Хам из братьев был самый на этом сдвинутый. Где только и с кем его не заставали, и чем скандальнее, возмутительнее, непоправимее оказывалось положение, тем громче он хохотал. Ну и Ноема ему платила тем же. Аду и Циллу никто ни разу не поймал, но присловье "какая барыня ни будь" держалось за ними прочно и с годами не отлипало. Да достаточно было увидеть, как они проходят перед мужчинами, как смотрят мимо них, каким пышут огнем или как его притушивают, чтобы сомнение забралось и в самый невинный ум. И сейчас в темноте и вони ковчега какая бы мимолетная картинка воспоминаний об этом ни всплывала в мозгу, всё в ней казалось замечательным, до последней степени искренним, возвышающим, прекрасным. Единственным - а тогда непонятым, что единственное. Блеск глаз, томительное пламя губ, проборматывание немыслимых, не связанных с действительностью признаний. Полная отдача себя и полная власть над тем, над той, кому все отдается. Как совершенна была его, ее красота. Как совершенна взаимная тяга. Как красива. Почему не он, не она? Почему исключительность и неповторимость этой встречи и близости окутало тогда мглой, исходившей от других встреч и сближений, от предчувствия все новых и новых? Которые, и правда, были столь же исключительны и неповторимы - как безусловно подтверждается теперь, когда видишь и вдыхаешь их в темноте и вони ковчега.

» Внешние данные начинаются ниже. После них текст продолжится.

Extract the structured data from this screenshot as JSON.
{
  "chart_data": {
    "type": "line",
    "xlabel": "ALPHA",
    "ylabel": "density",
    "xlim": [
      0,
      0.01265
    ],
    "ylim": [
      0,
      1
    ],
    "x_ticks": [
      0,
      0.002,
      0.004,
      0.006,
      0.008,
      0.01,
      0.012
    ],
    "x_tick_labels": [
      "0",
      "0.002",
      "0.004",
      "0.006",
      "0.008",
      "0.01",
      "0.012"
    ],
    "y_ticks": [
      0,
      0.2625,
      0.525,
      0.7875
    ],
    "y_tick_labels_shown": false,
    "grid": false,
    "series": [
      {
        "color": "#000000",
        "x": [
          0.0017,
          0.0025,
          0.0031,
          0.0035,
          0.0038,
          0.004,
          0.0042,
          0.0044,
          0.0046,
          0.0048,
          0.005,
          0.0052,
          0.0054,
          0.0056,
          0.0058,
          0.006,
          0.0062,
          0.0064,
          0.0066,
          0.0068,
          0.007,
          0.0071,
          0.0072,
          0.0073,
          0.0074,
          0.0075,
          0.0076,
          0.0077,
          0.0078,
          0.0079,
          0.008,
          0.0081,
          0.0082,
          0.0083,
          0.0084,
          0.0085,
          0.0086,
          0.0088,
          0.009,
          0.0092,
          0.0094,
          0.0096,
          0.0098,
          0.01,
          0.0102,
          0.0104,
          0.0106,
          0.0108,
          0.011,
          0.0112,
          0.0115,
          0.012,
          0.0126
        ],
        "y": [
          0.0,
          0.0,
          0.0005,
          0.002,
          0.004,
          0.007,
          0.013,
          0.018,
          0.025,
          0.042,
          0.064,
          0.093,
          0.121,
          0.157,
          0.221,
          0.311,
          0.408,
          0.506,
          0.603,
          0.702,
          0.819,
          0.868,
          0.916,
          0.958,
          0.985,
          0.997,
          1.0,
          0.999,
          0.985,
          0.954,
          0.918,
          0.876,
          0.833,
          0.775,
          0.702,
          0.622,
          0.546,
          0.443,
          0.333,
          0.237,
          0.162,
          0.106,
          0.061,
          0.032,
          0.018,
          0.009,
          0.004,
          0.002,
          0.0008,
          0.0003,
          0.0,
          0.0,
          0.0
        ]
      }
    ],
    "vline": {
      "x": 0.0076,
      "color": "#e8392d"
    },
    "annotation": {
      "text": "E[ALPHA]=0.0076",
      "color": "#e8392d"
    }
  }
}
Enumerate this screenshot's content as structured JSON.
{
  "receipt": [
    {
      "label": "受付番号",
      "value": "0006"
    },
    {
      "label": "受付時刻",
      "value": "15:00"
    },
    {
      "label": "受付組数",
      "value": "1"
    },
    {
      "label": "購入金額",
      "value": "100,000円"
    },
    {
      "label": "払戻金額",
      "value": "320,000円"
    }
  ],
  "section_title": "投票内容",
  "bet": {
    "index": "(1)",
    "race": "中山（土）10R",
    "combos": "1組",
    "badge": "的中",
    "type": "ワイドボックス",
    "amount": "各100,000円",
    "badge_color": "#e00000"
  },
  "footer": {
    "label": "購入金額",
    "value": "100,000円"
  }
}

Но хоть одна из них не утрачена, хоть одна сохранилась ровно такой, как была, то есть тоже, значит, исключительной и неповторимой - единственной: с мужем, с женой. Немытыми, измученными качкой, вывернутыми наизнанку рвотой, но тождественными себе, в чем можно убедиться, протянув руку. Он, она у нее, у него остались. Тоже прекрасный, тоже прекрасная по воспоминаниям, вдруг густеющим в мимолетную картинку. Что разделяло их непоправимо, мужчин и женщин, что, возможно, первым оставляло имя, а у вторых навсегда отбирало, это что мужики продолжали жить будущим, иначе говоря, неизвестным. Неизвестному же почему бы не быть авантюрным, а авантюрному услаждающим? Тогда как жены их знали, что ничего, кроме прошлого, не имеют. В конце концов каждая сходилась на преданной, беззаветной, искренней любви к мужу, понимая ее как не обсуждаемую, свыше назначенную судьбу, - но у них и выбора не было. Они были женщинами, пока длилась молодость, долго, с восьми, с девяти лет и до шестидесяти, до шестидесяти пяти - под этим солнцем, с этим виноградом, всегда спелым, и гранатами. Были Адой, Циллой и Ноемой, желанными всем и значащими именно то, что желанны: мужьям, но и всем, а потому для мужей еще и опасны. Были. И перестали. По возрасту, отпущенному тогда живущим, они еще могли зачинать и родить, их и взяли, чтобы они зачинали и родили. Как землю. Как проверенно плодоносную землю - а то какая еще будет на новом месте? Но они не могли уже выйти из этого ящика молодыми, то есть женщинами, то есть теми, про которых окружающие думают "какая женщина!", то есть Адой, Циллой, Ноемой.